A Fatal Flaw (2019) by Faith Martin

Oxford, 1960, and Dunbars’ Jams, Honeys and Marmalades is trying to break into the big time by sponsoring the Miss Oxford Honey Beauty Pageant, but a shadow has already been cast over proceedings when one of the contestants is found dead, poisoned by yew berries. The assumption of suicide is made, but when some other disturbing events occur at the theatre, it seems that a murderer is on the loose.

WPC Trudy Loveday and her partner/mentor, Coroner Clement Ryder, are on the case, with Trudy doing her best Miss Congeniality impression as she goes undercover as a contestant. But things are beginning to turn even deadlier…

This is the third Loveday and Ryder book. The basic set-up is that she is a trainee WPC in the Oxford police force, the only woman on the force, and he has seen her potential, so ropes her in when he gets the chance. Oh, and he’s suffering from early Parkinson’s Disease, which he is hiding from everyone, even Trudy, who think he has a drinking problem.

Blimey, you review 1260 mystery novels without a beauty contest in sight, and then two come along in the past five books…

I’ve reviewed the first two Loveday and Ryder books on the blog. I enjoyed the first one a lot – that’s A Fatal Obsession – and the second one was good, although I thought one clue was a bit heavy-handed. This one… well, it just didn’t click with me.

There were some good points – there is progression in the relationship between the two leads, which I was a bit worried was going to stagnate, for example – but I had more trouble getting involved with the mystery this time.

We get some insight into the thoughts of the “picker of Yew berries”, which is difficult to do. Here, the author hides their true intentions by having them think almost cryptically to themselves. I re-read the first such section once I knew who the murder was, and it does sort of work, but it’s a stretch to believe that anyone would actually think like that.

The beauty contestants never particularly gripped me either – the judges are more interesting – so the Trudy-undercover sections dragged for me. And also, and fairly critically for me, it didn’t feel clued like the first two books. Maybe I missed something, but I felt that we were told who the murderer was, rather than being able to work it out.

I’ll definitely be coming back to the series at some point, but this wasn’t as strong a mystery as the first two books. I’d be back sooner to find the resolution of the cliff-hanger, if they hadn’t printed the first chapter of book four at the back of this one which tells you what happened… Whoops!

2 comments

  1. I enjoyed this one, and I enjoy Martin’s books in general, but they’re sort of… workmanlike, I find? I feel like she sticks pretty much to a template across all her series–we have a sleuth with a bit of home life, and the mystery is carried forward by a series of interviews (formal in her police procedurals, informal in her cozies) with characters that are somewhat developed but have a distinct whiff of the stock about them. As I said, I genuinely like her books, but there’s just a certain ineffable spark that I find is missing.

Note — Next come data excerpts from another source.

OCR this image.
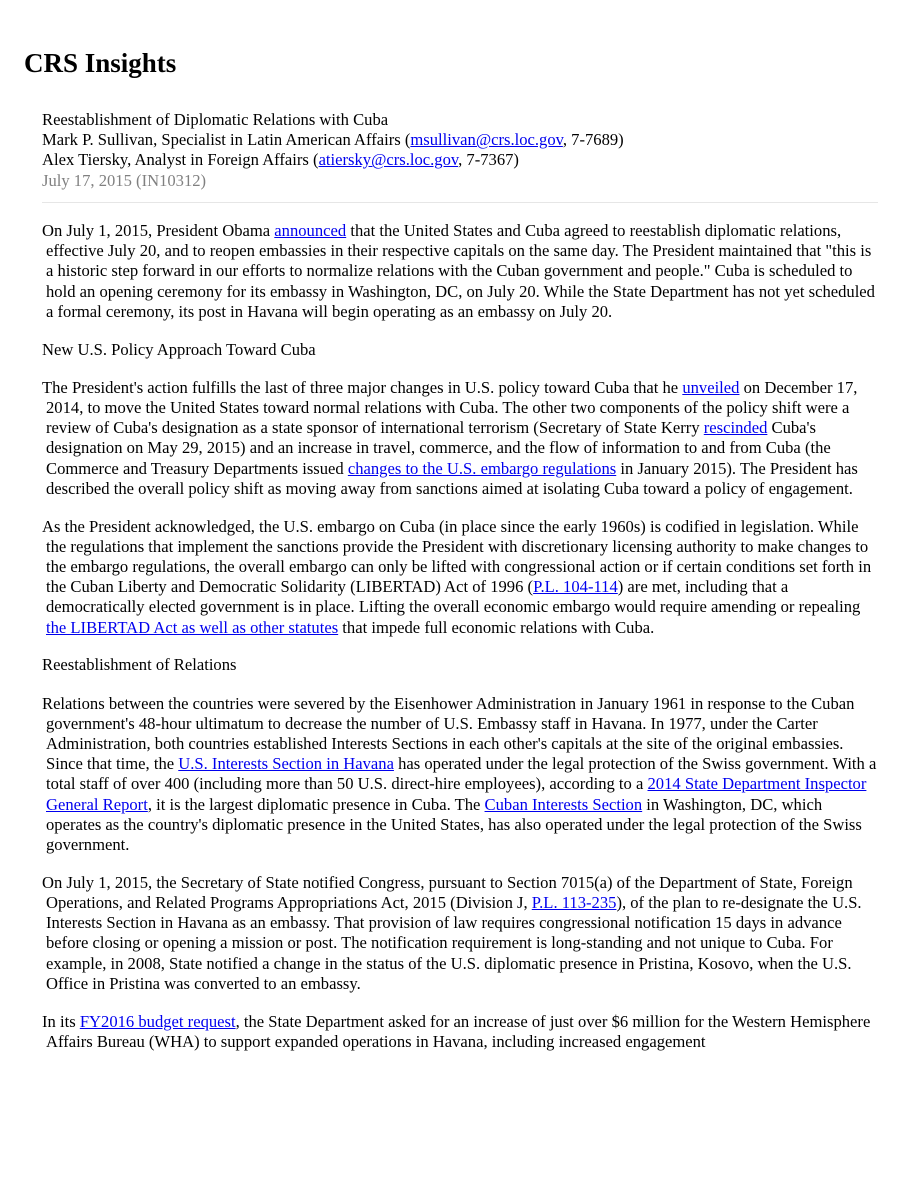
CRS Insights
Reestablishment of Diplomatic Relations with Cuba
Mark P. Sullivan, Specialist in Latin American Affairs (msullivan@crs.loc.gov, 7-7689)
Alex Tiersky, Analyst in Foreign Affairs (atiersky@crs.loc.gov, 7-7367)
July 17, 2015 (IN10312)

On July 1, 2015, President Obama announced that the United States and Cuba agreed to reestablish diplomatic relations, effective July 20, and to reopen embassies in their respective capitals on the same day. The President maintained that "this is a historic step forward in our efforts to normalize relations with the Cuban government and people." Cuba is scheduled to hold an opening ceremony for its embassy in Washington, DC, on July 20. While the State Department has not yet scheduled a formal ceremony, its post in Havana will begin operating as an embassy on July 20.

New U.S. Policy Approach Toward Cuba

The President's action fulfills the last of three major changes in U.S. policy toward Cuba that he unveiled on December 17, 2014, to move the United States toward normal relations with Cuba. The other two components of the policy shift were a review of Cuba's designation as a state sponsor of international terrorism (Secretary of State Kerry rescinded Cuba's designation on May 29, 2015) and an increase in travel, commerce, and the flow of information to and from Cuba (the Commerce and Treasury Departments issued changes to the U.S. embargo regulations in January 2015). The President has described the overall policy shift as moving away from sanctions aimed at isolating Cuba toward a policy of engagement.

As the President acknowledged, the U.S. embargo on Cuba (in place since the early 1960s) is codified in legislation. While the regulations that implement the sanctions provide the President with discretionary licensing authority to make changes to the embargo regulations, the overall embargo can only be lifted with congressional action or if certain conditions set forth in the Cuban Liberty and Democratic Solidarity (LIBERTAD) Act of 1996 (P.L. 104-114) are met, including that a democratically elected government is in place. Lifting the overall economic embargo would require amending or repealing the LIBERTAD Act as well as other statutes that impede full economic relations with Cuba.

Reestablishment of Relations

Relations between the countries were severed by the Eisenhower Administration in January 1961 in response to the Cuban government's 48-hour ultimatum to decrease the number of U.S. Embassy staff in Havana. In 1977, under the Carter Administration, both countries established Interests Sections in each other's capitals at the site of the original embassies. Since that time, the U.S. Interests Section in Havana has operated under the legal protection of the Swiss government. With a total staff of over 400 (including more than 50 U.S. direct-hire employees), according to a 2014 State Department Inspector General Report, it is the largest diplomatic presence in Cuba. The Cuban Interests Section in Washington, DC, which operates as the country's diplomatic presence in the United States, has also operated under the legal protection of the Swiss government.

On July 1, 2015, the Secretary of State notified Congress, pursuant to Section 7015(a) of the Department of State, Foreign Operations, and Related Programs Appropriations Act, 2015 (Division J, P.L. 113-235), of the plan to re-designate the U.S. Interests Section in Havana as an embassy. That provision of law requires congressional notification 15 days in advance before closing or opening a mission or post. The notification requirement is long-standing and not unique to Cuba. For example, in 2008, State notified a change in the status of the U.S. diplomatic presence in Pristina, Kosovo, when the U.S. Office in Pristina was converted to an embassy.

In its FY2016 budget request, the State Department asked for an increase of just over $6 million for the Western Hemisphere Affairs Bureau (WHA) to support expanded operations in Havana, including increased engagement
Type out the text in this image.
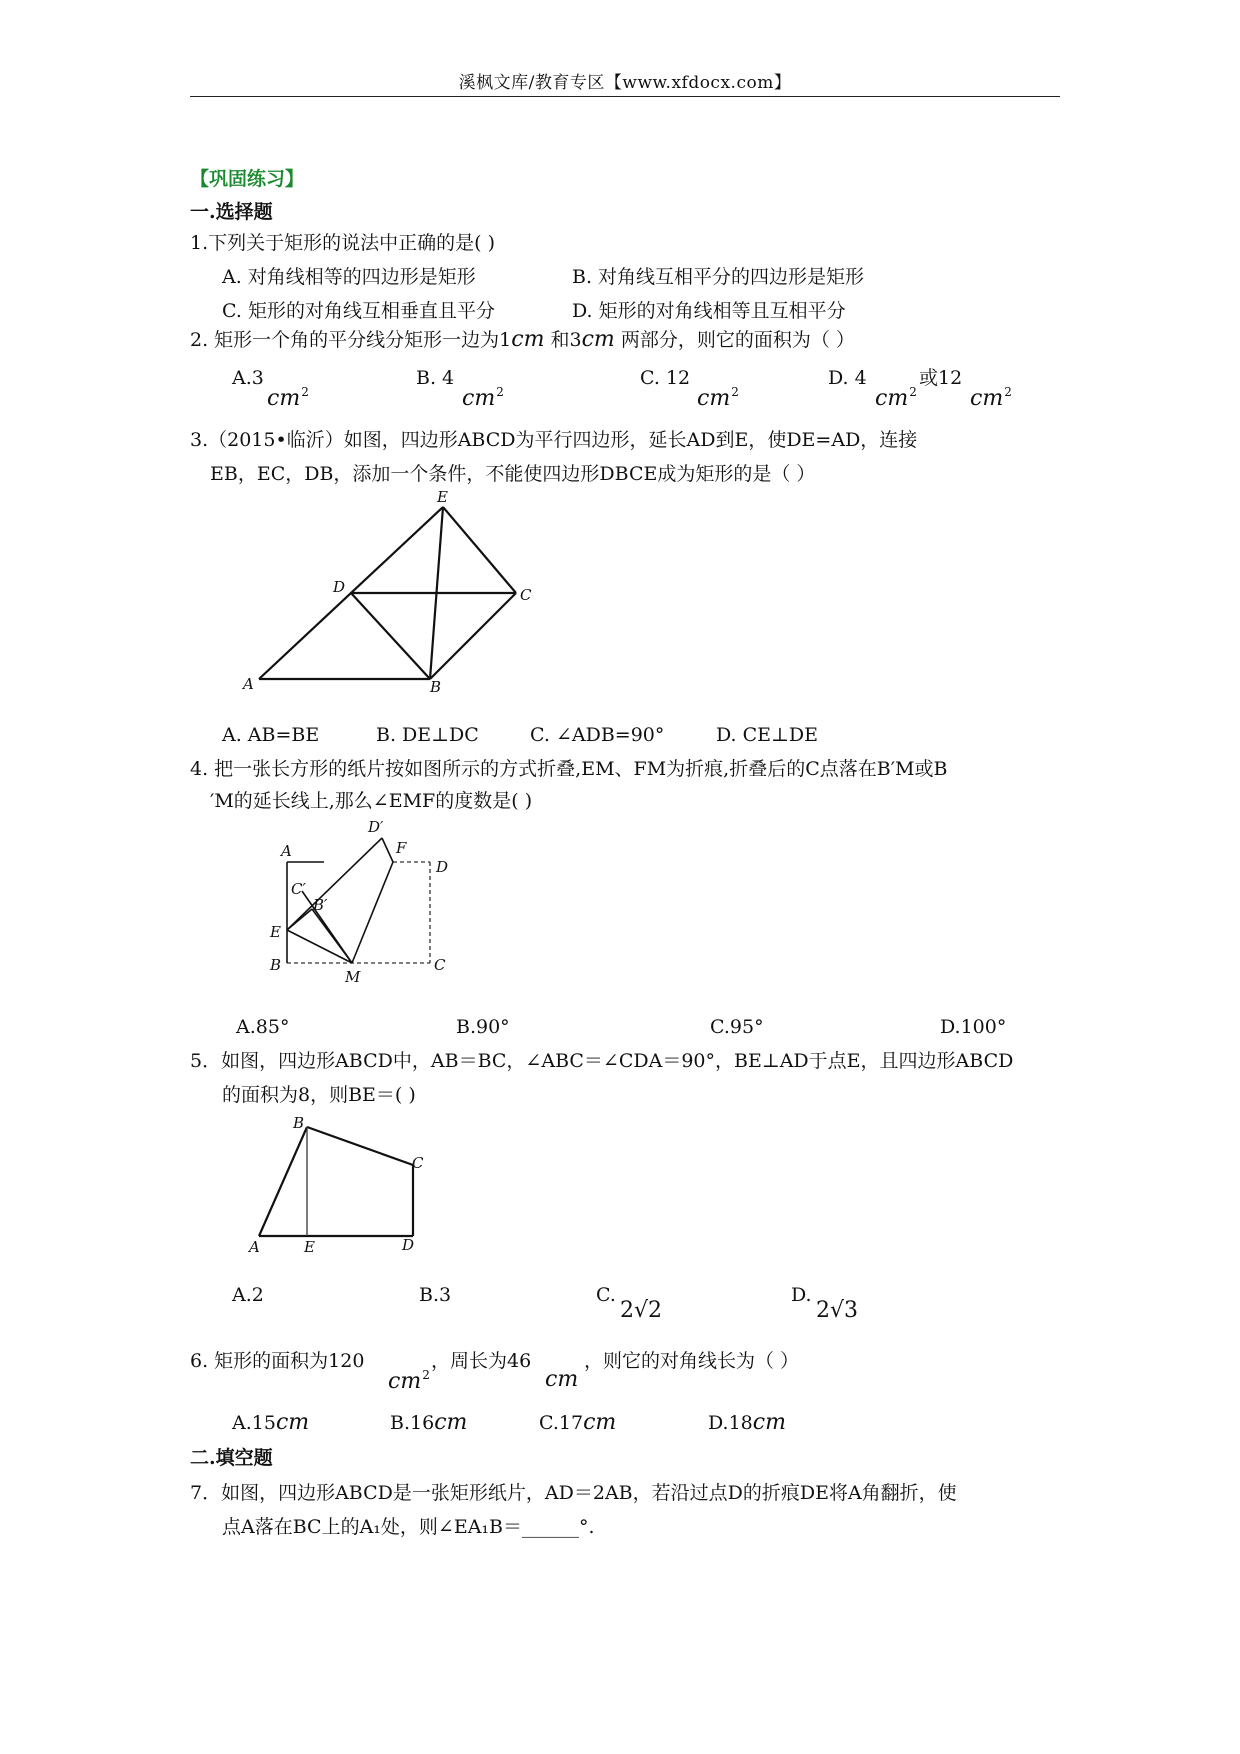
溪枫文库/教育专区【www.xfdocx.com】
【巩固练习】
一.选择题
1.下列关于矩形的说法中正确的是( )
A. 对角线相等的四边形是矩形	B. 对角线互相平分的四边形是矩形
C. 矩形的对角线互相垂直且平分	D. 矩形的对角线相等且互相平分
2. 矩形一个角的平分线分矩形一边为1cm 和3cm 两部分，则它的面积为（ ）
A.3
$cm^2$
B. 4
$cm^2$
C. 12
$cm^2$
D. 4
$cm^2$
或12
$cm^2$
3.（2015•临沂）如图，四边形ABCD为平行四边形，延长AD到E，使DE=AD，连接
EB，EC，DB，添加一个条件，不能使四边形DBCE成为矩形的是（ ）
E
D	C
A	B
A. AB=BE	B. DE⊥DC	C. ∠ADB=90°	D. CE⊥DE
4. 把一张长方形的纸片按如图所示的方式折叠,EM、FM为折痕,折叠后的C点落在B′M或B
′M的延长线上,那么∠EMF的度数是( )
A
D′
F
D
C′
B′
E
B
M
C
A.85°	B.90°	C.95°	D.100°
5．如图，四边形ABCD中，AB＝BC，∠ABC＝∠CDA＝90°，BE⊥AD于点E，且四边形ABCD
的面积为8，则BE＝( )
B
C
A	E	D
A.2	B.3	C.
2√2
D.
2√3
6. 矩形的面积为120
$cm^2$
，周长为46
cm
，则它的对角线长为（ ）
A.15cm	B.16cm	C.17cm	D.18cm
二.填空题
7．如图，四边形ABCD是一张矩形纸片，AD＝2AB，若沿过点D的折痕DE将A角翻折，使
点A落在BC上的A₁处，则∠EA₁B＝______°.
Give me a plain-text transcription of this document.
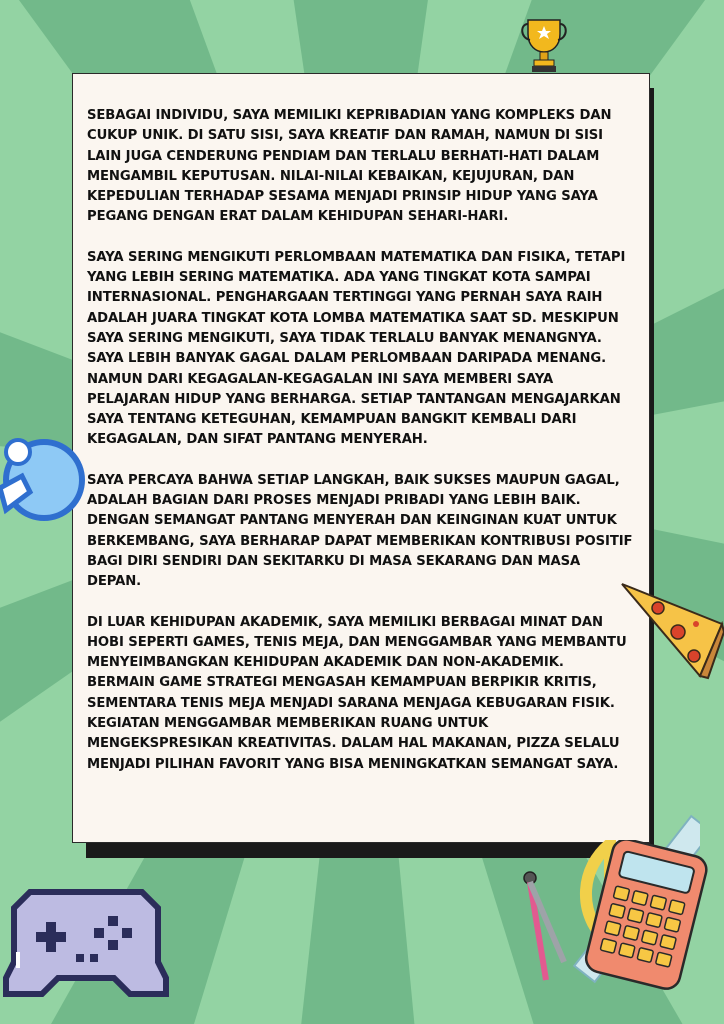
SEBAGAI INDIVIDU, SAYA MEMILIKI KEPRIBADIAN YANG KOMPLEKS DAN CUKUP UNIK. DI SATU SISI, SAYA KREATIF DAN RAMAH, NAMUN DI SISI LAIN JUGA CENDERUNG PENDIAM DAN TERLALU BERHATI-HATI DALAM MENGAMBIL KEPUTUSAN. NILAI-NILAI KEBAIKAN, KEJUJURAN, DAN KEPEDULIAN TERHADAP SESAMA MENJADI PRINSIP HIDUP YANG SAYA PEGANG DENGAN ERAT DALAM KEHIDUPAN SEHARI-HARI.

SAYA SERING MENGIKUTI PERLOMBAAN MATEMATIKA DAN FISIKA, TETAPI YANG LEBIH SERING MATEMATIKA. ADA YANG TINGKAT KOTA SAMPAI INTERNASIONAL. PENGHARGAAN TERTINGGI YANG PERNAH SAYA RAIH ADALAH JUARA TINGKAT KOTA LOMBA MATEMATIKA SAAT SD. MESKIPUN SAYA SERING MENGIKUTI, SAYA TIDAK TERLALU BANYAK MENANGNYA. SAYA LEBIH BANYAK GAGAL DALAM PERLOMBAAN DARIPADA MENANG. NAMUN DARI KEGAGALAN-KEGAGALAN INI SAYA MEMBERI SAYA PELAJARAN HIDUP YANG BERHARGA. SETIAP TANTANGAN MENGAJARKAN SAYA TENTANG KETEGUHAN, KEMAMPUAN BANGKIT KEMBALI DARI KEGAGALAN, DAN SIFAT PANTANG MENYERAH.

SAYA PERCAYA BAHWA SETIAP LANGKAH, BAIK SUKSES MAUPUN GAGAL, ADALAH BAGIAN DARI PROSES MENJADI PRIBADI YANG LEBIH BAIK. DENGAN SEMANGAT PANTANG MENYERAH DAN KEINGINAN KUAT UNTUK BERKEMBANG, SAYA BERHARAP DAPAT MEMBERIKAN KONTRIBUSI POSITIF BAGI DIRI SENDIRI DAN SEKITARKU DI MASA SEKARANG DAN MASA DEPAN.

DI LUAR KEHIDUPAN AKADEMIK, SAYA MEMILIKI BERBAGAI MINAT DAN HOBI SEPERTI GAMES, TENIS MEJA, DAN MENGGAMBAR YANG MEMBANTU MENYEIMBANGKAN KEHIDUPAN AKADEMIK DAN NON-AKADEMIK. BERMAIN GAME STRATEGI MENGASAH KEMAMPUAN BERPIKIR KRITIS, SEMENTARA TENIS MEJA MENJADI SARANA MENJAGA KEBUGARAN FISIK. KEGIATAN MENGGAMBAR MEMBERIKAN RUANG UNTUK MENGEKSPRESIKAN KREATIVITAS. DALAM HAL MAKANAN, PIZZA SELALU MENJADI PILIHAN FAVORIT YANG BISA MENINGKATKAN SEMANGAT SAYA.
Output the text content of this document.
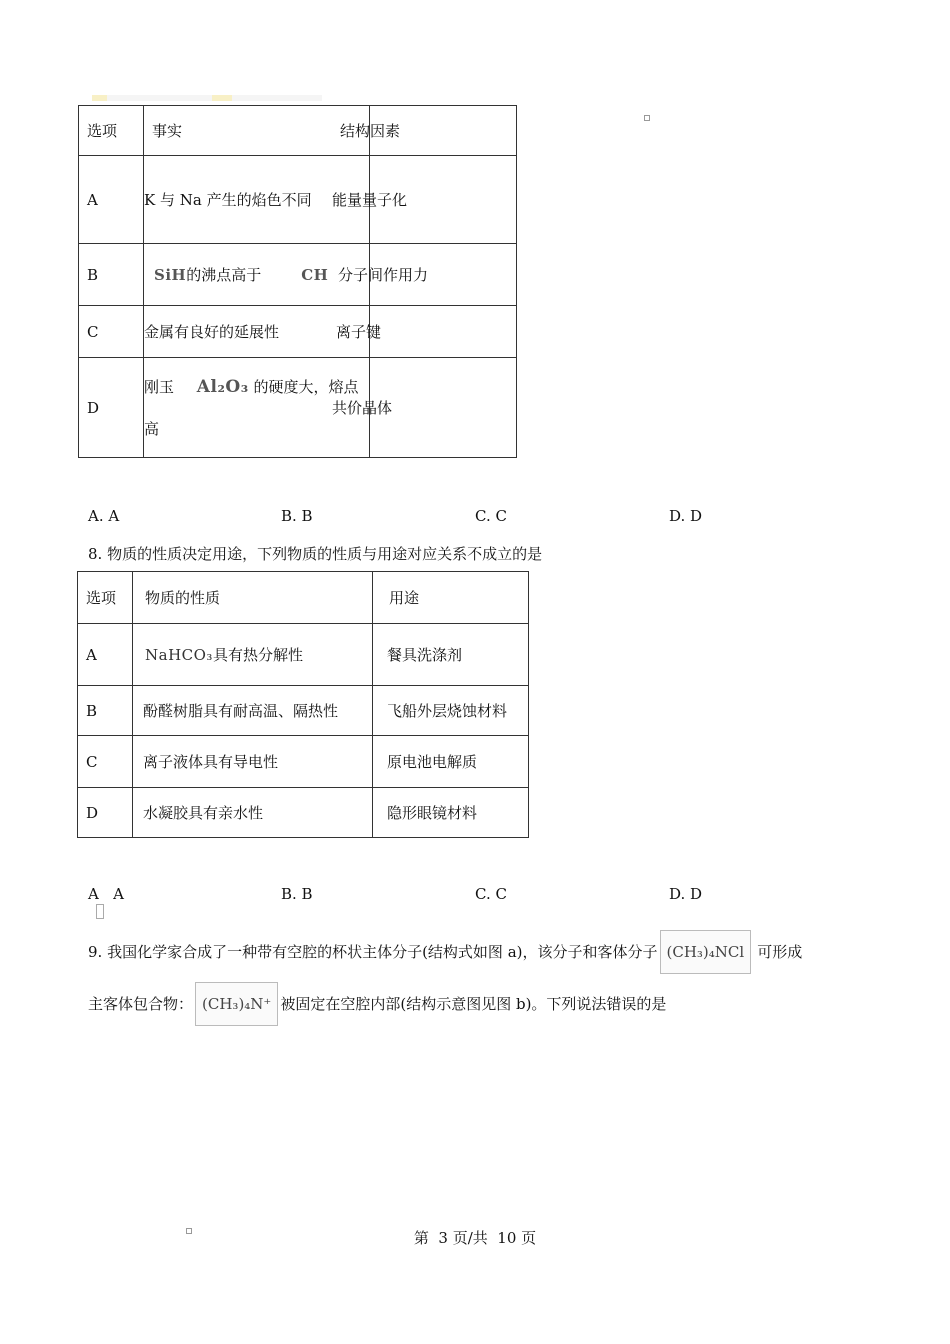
选项	事实	结构因素
A	K 与 Na 产生的焰色不同	能量量子化
B	SiH的沸点高于 CH	分子间作用力
C	金属有良好的延展性	离子键
D	刚玉 Al₂O₃ 的硬度大，熔点高	共价晶体
A. A	B. B	C. C	D. D
8. 物质的性质决定用途，下列物质的性质与用途对应关系不成立的是
选项	物质的性质	用途
A	NaHCO₃具有热分解性	餐具洗涤剂
B	酚醛树脂具有耐高温、隔热性	飞船外层烧蚀材料
C	离子液体具有导电性	原电池电解质
D	水凝胶具有亲水性	隐形眼镜材料
A   A	B. B	C. C	D. D
9. 我国化学家合成了一种带有空腔的杯状主体分子(结构式如图 a)，该分子和客体分子 (CH₃)₄NCl 可形成
主客体包合物： (CH₃)₄N⁺ 被固定在空腔内部(结构示意图见图 b)。下列说法错误的是
第  3 页/共  10 页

    This particular one I had no major complaints about, though I agree that the beauty pageant contestants weren’t all that engaging.

    Liked by 1 person

  2. I really really hate books that have the opening chapter of the subsequent one stuck in at the back. I’m short of shelf space as it is without this waste of paper. Whoever invented this practice should have something decidedly nasty done to them.